中期経営計画の成長戦略3本柱の1つであるイノベーションによる価値創造において、建設・鉱山機械及びユーティリティの電動化を重点項目の1つに掲げており、本年4月にドイツのミュンヘンにて開催された国際的な建設機械見本市「bauma2019」では、次世代を見据えたバッテリー駆動式ミニショベルを初出展した。今後、早期の市場導入を目指していく。また、2015年2月にスタートした建設現場向けソリューション事業「スマートコンストラクション」を着実に推進し、これまでに国内においては8,200を超える現場に導入した。海外においては、米国やドイツ等でパイロット導入し、本格導入に向けた活動を推進している。安全で生産性の高いスマートでクリーンな「未来の現場」の早期実現のため、ICT建機の更なる施工精度の向上を目指し、高精度なGNSS位置補正情報取得に向けて取り組んだ。今後は、既存の従来型建機にICT機能を提供する後付けキット「スマートコンストラクション・レトロフィットキット(仮称)」の提供を進めることで、建設現場のデジタルトランスフォーメーションを加速させていく。
(以下、地域別売上高は外部顧客向け売上高を表示している。)
(日本)
2017年9月に施行された新排出ガス規制に伴う駆け込み需要の反動減からの回復があったものの、中古車販売の減少等により売上高は前年同期並みの637億円となった。
(米州)
北米では、一般建機・鉱山機械ともに需要が引き続き堅調であり、売上高は前年同期を2.0%上回る1,434億円となった。中南米では、ブラジルにおける一般建機の需要が堅調に推移したものの、アルゼンチンの経済情勢が引き続き悪化していることに加え、鉱山機械の需要が低調であること等により、売上高は前年同期を2.7%下回る745億円となった。
(欧州・CIS)
欧州では、主要市場であるドイツ、英国、フランスに加え、東欧等での需要が堅調であり、売上高は前年同期を9.8%上回る591億円となった。

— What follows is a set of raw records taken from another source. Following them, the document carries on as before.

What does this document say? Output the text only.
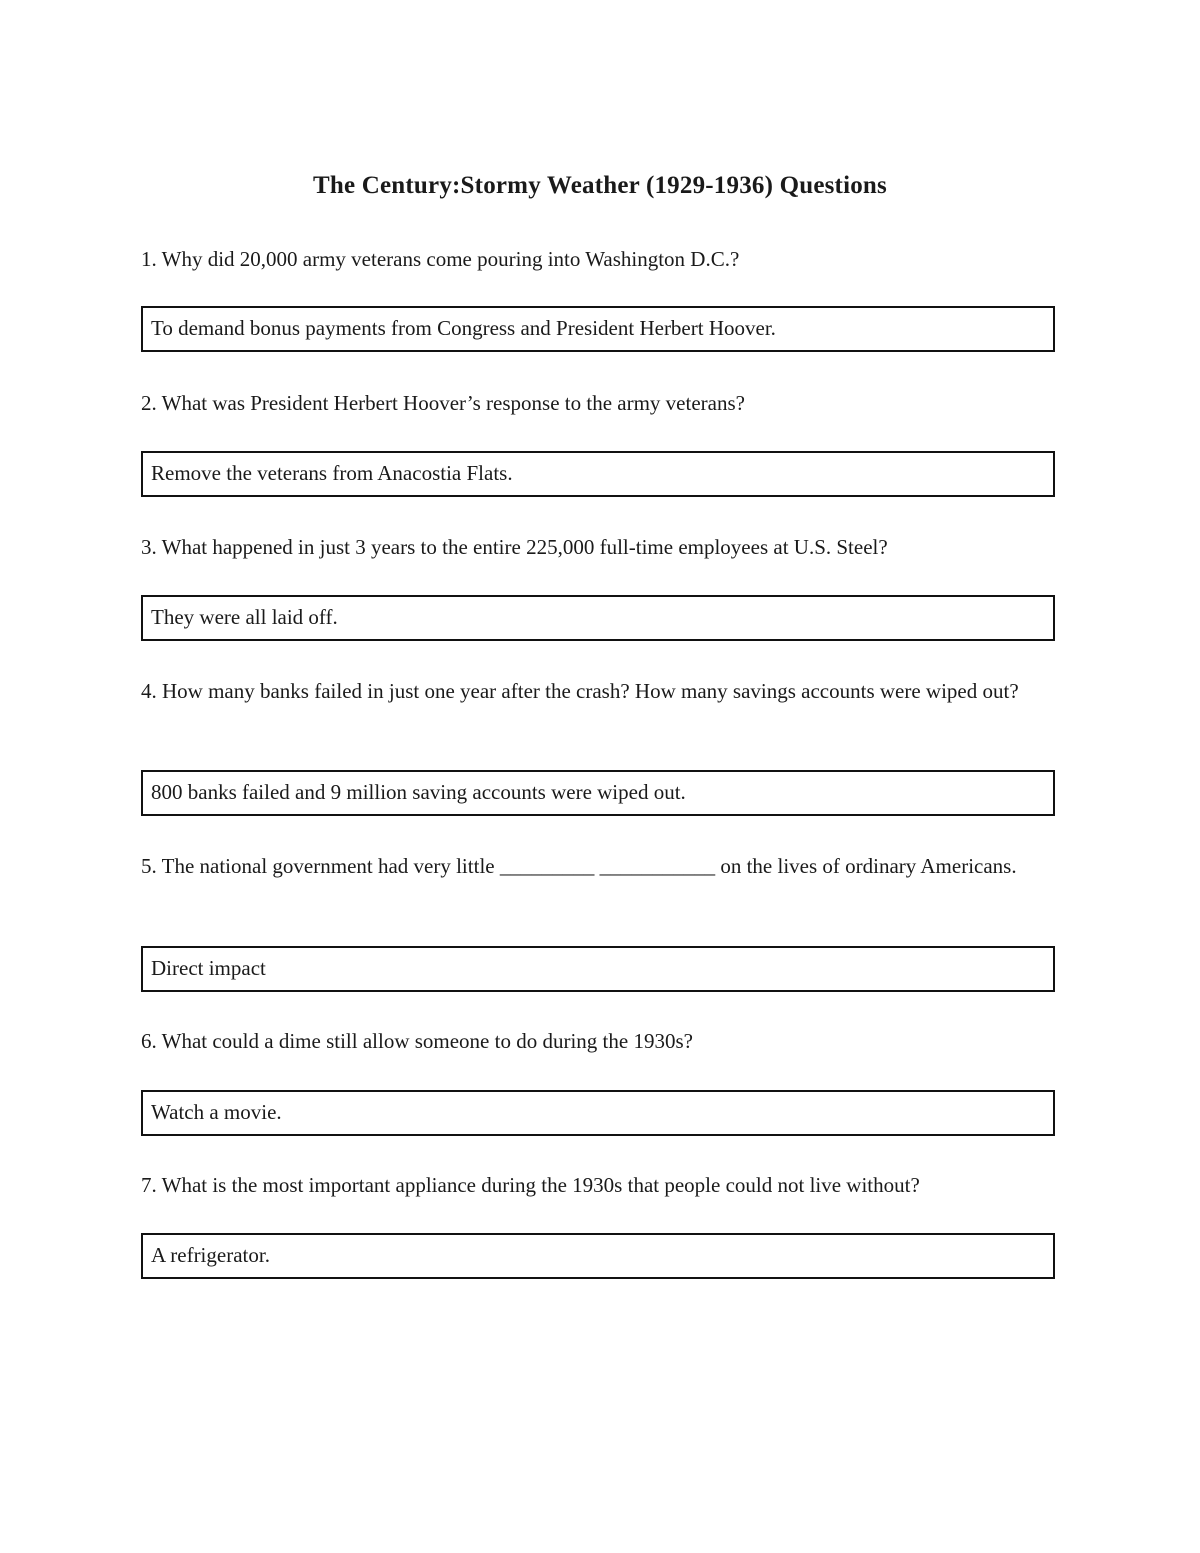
The Century:Stormy Weather (1929-1936) Questions
1. Why did 20,000 army veterans come pouring into Washington D.C.?
To demand bonus payments from Congress and President Herbert Hoover.
2. What was President Herbert Hoover’s response to the army veterans?
Remove the veterans from Anacostia Flats.
3. What happened in just 3 years to the entire 225,000 full-time employees at U.S. Steel?
They were all laid off.
4. How many banks failed in just one year after the crash? How many savings accounts were wiped out?
800 banks failed and 9 million saving accounts were wiped out.
5. The national government had very little _________ ___________ on the lives of ordinary Americans.
Direct impact
6. What could a dime still allow someone to do during the 1930s?
Watch a movie.
7. What is the most important appliance during the 1930s that people could not live without?
A refrigerator.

CISでは、鉱山機械の需要が引き続き堅調であることに加え、部品・サービスの売上げが伸長したことにより売上高は前年同期を8.6%上回る340億円となった。
(中国)
米中貿易摩擦が長期化し、国内経済の不透明感が強まる中、一般建機の需要が減少したことにより売上高は前年同期を28.3%下回る362億円となった。
(アジア・オセアニア)
アジアでは、燃料炭価格の下落に伴い、最大市場であるインドネシアでの鉱山機械の需要が減少したことに加え、各国における選挙の影響もあり、売上高は前年同期を27.5%下回る623億円となった。オセアニアでは、鉱山機械の需要が引き続き堅調であり、売上高は前年同期を10.1%上回る561億円となった。
(中近東・アフリカ)
中近東では、イエメンの内戦に伴う各国政府の緊縮財政の影響が続いているものの、UAE向けの石油ガス開発、住宅地開発の大型案件受注等により、売上高は前年同期を1.9%上回る69億円となった。アフリカでは、鉱山機械の需要が低調に推移したこと等により、売上高は前年同期を23.5%下回る239億円となった。

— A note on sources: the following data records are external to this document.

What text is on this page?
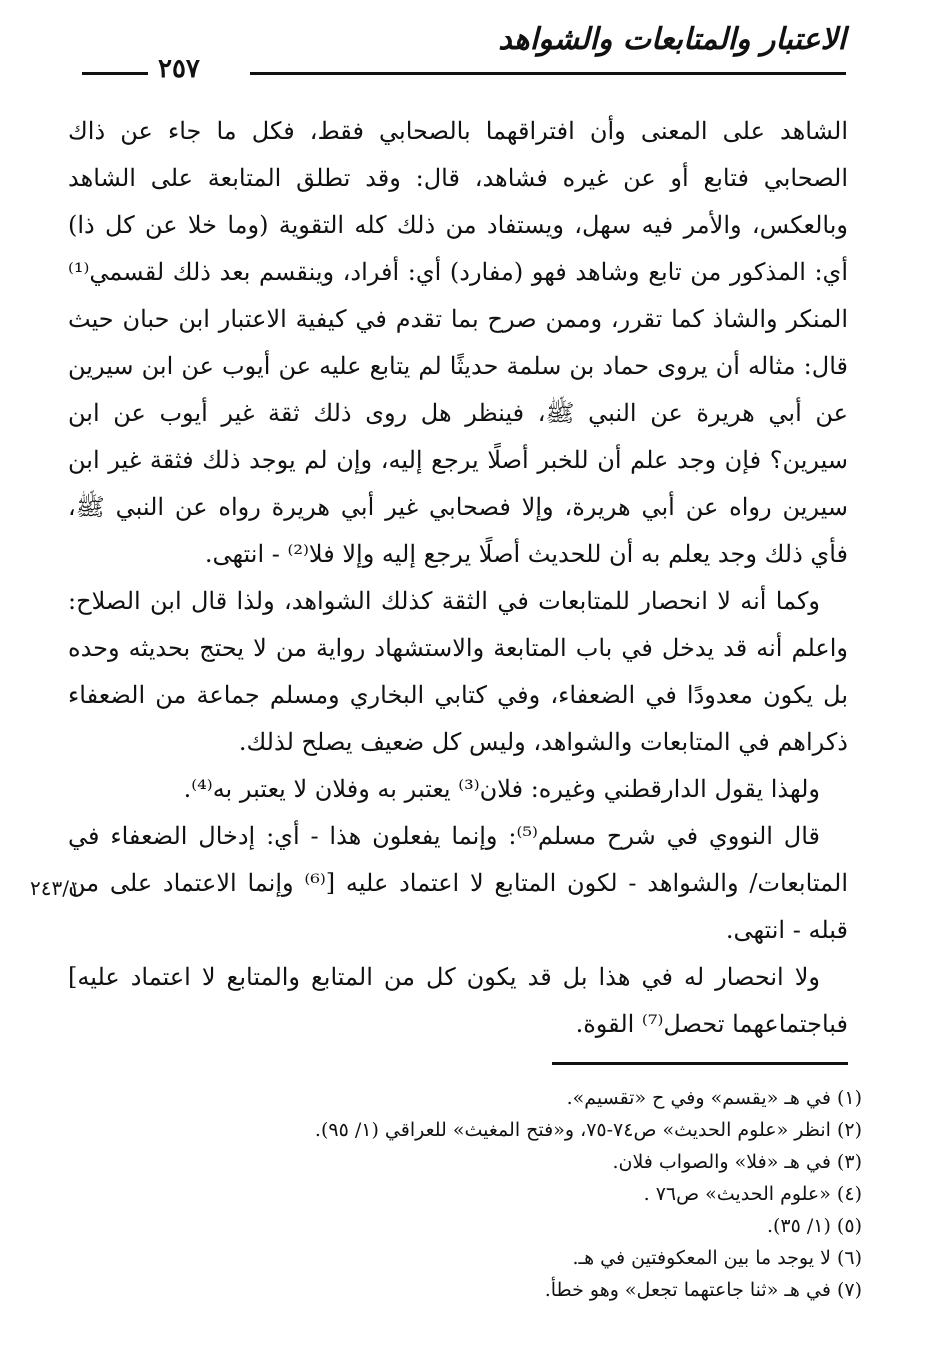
الاعتبار والمتابعات والشواهد
٢٥٧

الشاهد على المعنى وأن افتراقهما بالصحابي فقط، فكل ما جاء عن ذاك الصحابي فتابع أو عن غيره فشاهد، قال: وقد تطلق المتابعة على الشاهد وبالعكس، والأمر فيه سهل، ويستفاد من ذلك كله التقوية (وما خلا عن كل ذا) أي: المذكور من تابع وشاهد فهو (مفارد) أي: أفراد، وينقسم بعد ذلك لقسمي⁽¹⁾ المنكر والشاذ كما تقرر، وممن صرح بما تقدم في كيفية الاعتبار ابن حبان حيث قال: مثاله أن يروى حماد بن سلمة حديثًا لم يتابع عليه عن أيوب عن ابن سيرين عن أبي هريرة عن النبي ﷺ، فينظر هل روى ذلك ثقة غير أيوب عن ابن سيرين؟ فإن وجد علم أن للخبر أصلًا يرجع إليه، وإن لم يوجد ذلك فثقة غير ابن سيرين رواه عن أبي هريرة، وإلا فصحابي غير أبي هريرة رواه عن النبي ﷺ، فأي ذلك وجد يعلم به أن للحديث أصلًا يرجع إليه وإلا فلا⁽²⁾ - انتهى.

وكما أنه لا انحصار للمتابعات في الثقة كذلك الشواهد، ولذا قال ابن الصلاح: واعلم أنه قد يدخل في باب المتابعة والاستشهاد رواية من لا يحتج بحديثه وحده بل يكون معدودًا في الضعفاء، وفي كتابي البخاري ومسلم جماعة من الضعفاء ذكراهم في المتابعات والشواهد، وليس كل ضعيف يصلح لذلك.

ولهذا يقول الدارقطني وغيره: فلان⁽³⁾ يعتبر به وفلان لا يعتبر به⁽⁴⁾.

قال النووي في شرح مسلم⁽⁵⁾: وإنما يفعلون هذا - أي: إدخال الضعفاء في المتابعات/ والشواهد - لكون المتابع لا اعتماد عليه [⁽⁶⁾ وإنما الاعتماد على من قبله - انتهى.

ولا انحصار له في هذا بل قد يكون كل من المتابع والمتابع لا اعتماد عليه] فباجتماعهما تحصل⁽⁷⁾ القوة.

٢٤٣/١
(١) في هـ «يقسم» وفي ح «تقسيم».
(٢) انظر «علوم الحديث» ص٧٤-٧٥، و«فتح المغيث» للعراقي (١/ ٩٥).
(٣) في هـ «فلا» والصواب فلان.
(٤) «علوم الحديث» ص٧٦ .
(٥) (١/ ٣٥).
(٦) لا يوجد ما بين المعكوفتين في هـ.
(٧) في هـ «ثنا جاعتهما تجعل» وهو خطأ.
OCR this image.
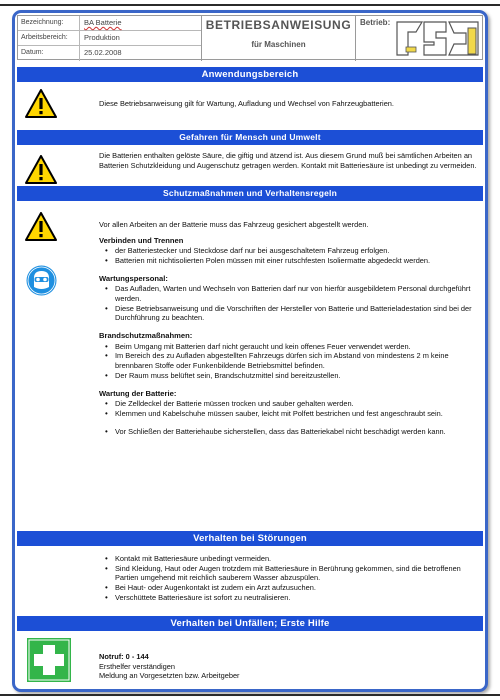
Bezeichnung:	BA Batterie
Arbeitsbereich:	Produktion
Datum:	25.02.2008
BETRIEBSANWEISUNG
für Maschinen
Betrieb:
Anwendungsbereich
Diese Betriebsanweisung gilt für Wartung, Aufladung und Wechsel von Fahrzeugbatterien.
Gefahren für Mensch und Umwelt
Die Batterien enthalten gelöste Säure, die giftig und ätzend ist. Aus diesem Grund muß bei sämtlichen Arbeiten an Batterien Schutzkleidung und Augenschutz getragen werden. Kontakt mit Batteriesäure ist unbedingt zu vermeiden.
Schutzmaßnahmen und Verhaltensregeln
Vor allen Arbeiten an der Batterie muss das Fahrzeug gesichert abgestellt werden.
Verbinden und Trennen
• der Batteriestecker und Steckdose darf nur bei ausgeschaltetem Fahrzeug erfolgen.
• Batterien mit nichtisolierten Polen müssen mit einer rutschfesten Isoliermatte abgedeckt werden.
Wartungspersonal:
• Das Aufladen, Warten und Wechseln von Batterien darf nur von hierfür ausgebildetem Personal durchgeführt werden.
• Diese Betriebsanweisung und die Vorschriften der Hersteller von Batterie und Batterieladestation sind bei der Durchführung zu beachten.
Brandschutzmaßnahmen:
• Beim Umgang mit Batterien darf nicht geraucht und kein offenes Feuer verwendet werden.
• Im Bereich des zu Aufladen abgestellten Fahrzeugs dürfen sich im Abstand von mindestens 2 m keine brennbaren Stoffe oder Funkenbildende Betriebsmittel befinden.
• Der Raum muss belüftet sein, Brandschutzmittel sind bereitzustellen.
Wartung der Batterie:
• Die Zelldeckel der Batterie müssen trocken und sauber gehalten werden.
• Klemmen und Kabelschuhe müssen sauber, leicht mit Polfett bestrichen und fest angeschraubt sein.
• Vor Schließen der Batteriehaube sicherstellen, dass das Batteriekabel nicht beschädigt werden kann.
Verhalten bei Störungen
• Kontakt mit Batteriesäure unbedingt vermeiden.
• Sind Kleidung, Haut oder Augen trotzdem mit Batteriesäure in Berührung gekommen, sind die betroffenen Partien umgehend mit reichlich sauberem Wasser abzuspülen.
• Bei Haut- oder Augenkontakt ist zudem ein Arzt aufzusuchen.
• Verschüttete Batteriesäure ist sofort zu neutralisieren.
Verhalten bei Unfällen; Erste Hilfe
Notruf: 0 - 144
Ersthelfer verständigen
Meldung an Vorgesetzten bzw. Arbeitgeber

なお、建設機械・車両事業全体の生産規模は、約6,284億円(販売価格ベース、連結ベース)であった。
② リテールファイナンス事業セグメント
北米等において増収となったことから、売上高は前年同期を21.2%上回る172億円となった。セグメント利益は、前年度に実現した中国の債権回収に伴う引当金の戻し益がなくなったこともあり、前年同期を38.0%下回る34億円となった。
③ 産業機械他事業セグメント
自動車業界向けの鍛圧機械及び工作機械の販売が減少したことに加え、半導体市場でのエキシマレーザー関連製品の販売減少もあり、売上高は前年同期を17.5%下回る340億円、セグメント利益は前年同期を81.8%下回る5億円となった。中期経営計画の重点項目の1つである「つながる工場」活動の一環として、コマツNTC(株)の工作機械がベースとなった「スマートライン」が、小山工場のエンジン基幹部品の加工工程において、2019年より本格稼働を開始した。当ラインは、組立完全同期生産による4時間無人運転を目指し、IoT技術活用によるライン内の冶工具交換及び計測作業の自動化や、加工・品質・保全情報のリアルタイムでの一元管理等により、大幅な生産性向上と省エネを実現した。

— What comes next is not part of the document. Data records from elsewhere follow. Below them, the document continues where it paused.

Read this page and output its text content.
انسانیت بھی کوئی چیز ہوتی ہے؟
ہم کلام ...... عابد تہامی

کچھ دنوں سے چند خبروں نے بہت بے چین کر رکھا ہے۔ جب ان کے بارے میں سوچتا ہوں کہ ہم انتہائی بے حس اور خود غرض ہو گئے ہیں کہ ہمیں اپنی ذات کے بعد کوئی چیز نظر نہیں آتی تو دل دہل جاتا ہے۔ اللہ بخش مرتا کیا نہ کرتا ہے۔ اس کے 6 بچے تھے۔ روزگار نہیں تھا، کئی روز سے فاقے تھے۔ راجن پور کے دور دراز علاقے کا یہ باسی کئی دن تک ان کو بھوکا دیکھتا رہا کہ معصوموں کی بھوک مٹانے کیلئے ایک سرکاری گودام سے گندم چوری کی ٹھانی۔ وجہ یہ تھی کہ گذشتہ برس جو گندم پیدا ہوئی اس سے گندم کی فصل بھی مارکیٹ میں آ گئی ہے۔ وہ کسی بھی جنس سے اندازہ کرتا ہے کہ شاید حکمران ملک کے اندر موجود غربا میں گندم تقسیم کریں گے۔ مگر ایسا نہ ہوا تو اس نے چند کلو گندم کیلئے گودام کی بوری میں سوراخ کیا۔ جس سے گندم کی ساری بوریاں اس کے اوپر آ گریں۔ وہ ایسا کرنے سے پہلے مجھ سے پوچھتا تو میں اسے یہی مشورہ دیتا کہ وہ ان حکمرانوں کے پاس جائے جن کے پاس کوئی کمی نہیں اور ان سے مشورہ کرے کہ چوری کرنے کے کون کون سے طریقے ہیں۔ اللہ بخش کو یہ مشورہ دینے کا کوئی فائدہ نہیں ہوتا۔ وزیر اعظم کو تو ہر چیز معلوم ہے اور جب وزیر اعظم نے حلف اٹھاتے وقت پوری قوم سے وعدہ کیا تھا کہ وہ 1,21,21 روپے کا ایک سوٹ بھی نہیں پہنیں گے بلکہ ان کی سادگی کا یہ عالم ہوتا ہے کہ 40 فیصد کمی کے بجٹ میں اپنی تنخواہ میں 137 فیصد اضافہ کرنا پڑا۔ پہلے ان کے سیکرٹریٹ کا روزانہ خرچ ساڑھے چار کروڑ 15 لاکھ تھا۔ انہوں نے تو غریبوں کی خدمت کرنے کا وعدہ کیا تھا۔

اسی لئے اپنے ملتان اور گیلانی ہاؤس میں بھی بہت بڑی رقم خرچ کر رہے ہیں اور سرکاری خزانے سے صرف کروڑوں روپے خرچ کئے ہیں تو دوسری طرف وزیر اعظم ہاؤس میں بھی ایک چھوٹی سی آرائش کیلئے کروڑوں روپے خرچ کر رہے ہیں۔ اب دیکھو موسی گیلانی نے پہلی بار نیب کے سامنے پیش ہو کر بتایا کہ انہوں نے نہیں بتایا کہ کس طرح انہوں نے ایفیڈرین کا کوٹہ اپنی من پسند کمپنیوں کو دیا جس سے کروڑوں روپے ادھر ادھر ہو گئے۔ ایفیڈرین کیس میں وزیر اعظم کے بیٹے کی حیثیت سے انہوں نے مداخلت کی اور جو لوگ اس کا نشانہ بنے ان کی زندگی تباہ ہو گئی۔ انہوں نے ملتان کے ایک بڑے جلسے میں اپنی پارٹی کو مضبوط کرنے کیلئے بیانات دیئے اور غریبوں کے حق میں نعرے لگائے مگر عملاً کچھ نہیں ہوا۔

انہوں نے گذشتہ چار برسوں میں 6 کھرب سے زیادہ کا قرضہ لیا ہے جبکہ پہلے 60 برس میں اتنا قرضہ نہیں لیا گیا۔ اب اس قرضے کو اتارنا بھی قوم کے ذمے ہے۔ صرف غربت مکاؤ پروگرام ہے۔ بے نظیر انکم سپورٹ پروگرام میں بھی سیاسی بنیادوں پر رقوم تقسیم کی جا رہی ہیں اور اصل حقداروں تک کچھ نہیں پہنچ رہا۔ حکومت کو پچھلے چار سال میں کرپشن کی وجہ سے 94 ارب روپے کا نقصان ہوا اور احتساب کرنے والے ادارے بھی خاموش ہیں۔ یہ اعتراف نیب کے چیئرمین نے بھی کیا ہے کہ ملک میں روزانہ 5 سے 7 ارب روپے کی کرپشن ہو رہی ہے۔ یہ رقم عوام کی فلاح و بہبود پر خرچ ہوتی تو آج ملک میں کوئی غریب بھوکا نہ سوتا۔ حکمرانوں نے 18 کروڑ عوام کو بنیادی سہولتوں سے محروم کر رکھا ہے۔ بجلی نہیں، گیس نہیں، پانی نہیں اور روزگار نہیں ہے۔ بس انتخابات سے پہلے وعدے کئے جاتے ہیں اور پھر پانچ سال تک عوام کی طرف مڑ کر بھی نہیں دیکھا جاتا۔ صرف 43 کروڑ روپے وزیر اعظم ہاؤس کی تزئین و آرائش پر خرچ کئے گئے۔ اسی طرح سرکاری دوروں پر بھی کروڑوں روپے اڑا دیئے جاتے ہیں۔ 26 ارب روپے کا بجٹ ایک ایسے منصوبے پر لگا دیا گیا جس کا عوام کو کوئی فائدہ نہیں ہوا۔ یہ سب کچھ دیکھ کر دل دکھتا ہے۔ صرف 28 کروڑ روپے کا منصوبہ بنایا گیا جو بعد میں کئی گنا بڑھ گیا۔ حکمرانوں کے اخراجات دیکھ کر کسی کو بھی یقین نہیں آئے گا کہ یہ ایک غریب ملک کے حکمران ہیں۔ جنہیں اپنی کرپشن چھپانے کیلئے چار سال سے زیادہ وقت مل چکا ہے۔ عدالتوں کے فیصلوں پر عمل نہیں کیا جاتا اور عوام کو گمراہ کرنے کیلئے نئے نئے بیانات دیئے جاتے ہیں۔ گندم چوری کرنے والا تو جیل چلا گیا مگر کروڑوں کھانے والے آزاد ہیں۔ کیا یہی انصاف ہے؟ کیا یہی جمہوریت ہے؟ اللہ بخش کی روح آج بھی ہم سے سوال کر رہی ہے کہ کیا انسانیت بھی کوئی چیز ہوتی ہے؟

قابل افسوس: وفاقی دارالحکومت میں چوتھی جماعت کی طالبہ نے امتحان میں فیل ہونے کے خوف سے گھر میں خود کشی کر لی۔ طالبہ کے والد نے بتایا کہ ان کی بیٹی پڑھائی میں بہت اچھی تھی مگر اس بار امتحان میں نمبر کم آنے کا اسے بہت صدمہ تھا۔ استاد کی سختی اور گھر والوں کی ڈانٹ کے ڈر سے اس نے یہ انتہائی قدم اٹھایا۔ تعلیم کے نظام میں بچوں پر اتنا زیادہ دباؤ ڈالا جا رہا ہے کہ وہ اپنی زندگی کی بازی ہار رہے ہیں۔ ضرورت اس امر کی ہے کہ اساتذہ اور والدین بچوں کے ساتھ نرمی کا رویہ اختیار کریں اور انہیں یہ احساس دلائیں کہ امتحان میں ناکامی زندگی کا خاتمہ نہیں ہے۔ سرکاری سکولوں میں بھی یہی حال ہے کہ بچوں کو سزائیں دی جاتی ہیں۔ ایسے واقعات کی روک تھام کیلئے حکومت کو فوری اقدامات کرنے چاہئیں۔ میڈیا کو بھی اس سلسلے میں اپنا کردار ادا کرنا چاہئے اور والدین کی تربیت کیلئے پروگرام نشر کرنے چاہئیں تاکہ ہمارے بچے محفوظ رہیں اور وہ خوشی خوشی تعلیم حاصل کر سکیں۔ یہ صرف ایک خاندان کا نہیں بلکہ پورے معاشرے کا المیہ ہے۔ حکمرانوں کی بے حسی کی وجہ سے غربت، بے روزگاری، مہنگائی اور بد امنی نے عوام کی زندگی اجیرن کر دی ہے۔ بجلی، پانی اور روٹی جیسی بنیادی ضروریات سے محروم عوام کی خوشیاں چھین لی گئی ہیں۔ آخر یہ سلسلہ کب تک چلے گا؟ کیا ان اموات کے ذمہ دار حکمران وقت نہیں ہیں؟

なお、産業機械他事業全体の生産規模は、約435億円(販売価格ベース、連結ベース)であった。
(2) 財政状態・キャッシュ・フローの状況
当第1四半期連結会計期間末(2019年6月30日)は、米ドル、ユーロ、人民元等に対して為替が前連結会計年度末(2019年3月31日)に比べ円高となった一方、新会計基準の適用によりオペレーティングリース使用権資産を新たに連結貸借対照表上に認識したことに加え、たな卸資産の増加等により、総資産は前連結会計年度末に比べ533億円増の3兆6,915億円となった。有利子負債残高は、前連結会計年度末に比べ736億円増加の1兆43億円となった。また、株主資本は前連結会計年度末に比べ392億円減少の1兆7,762億円となった。これらの結果、株主資本比率は前連結会計年度末に比べ1.8ポイント減少の48.1%となった。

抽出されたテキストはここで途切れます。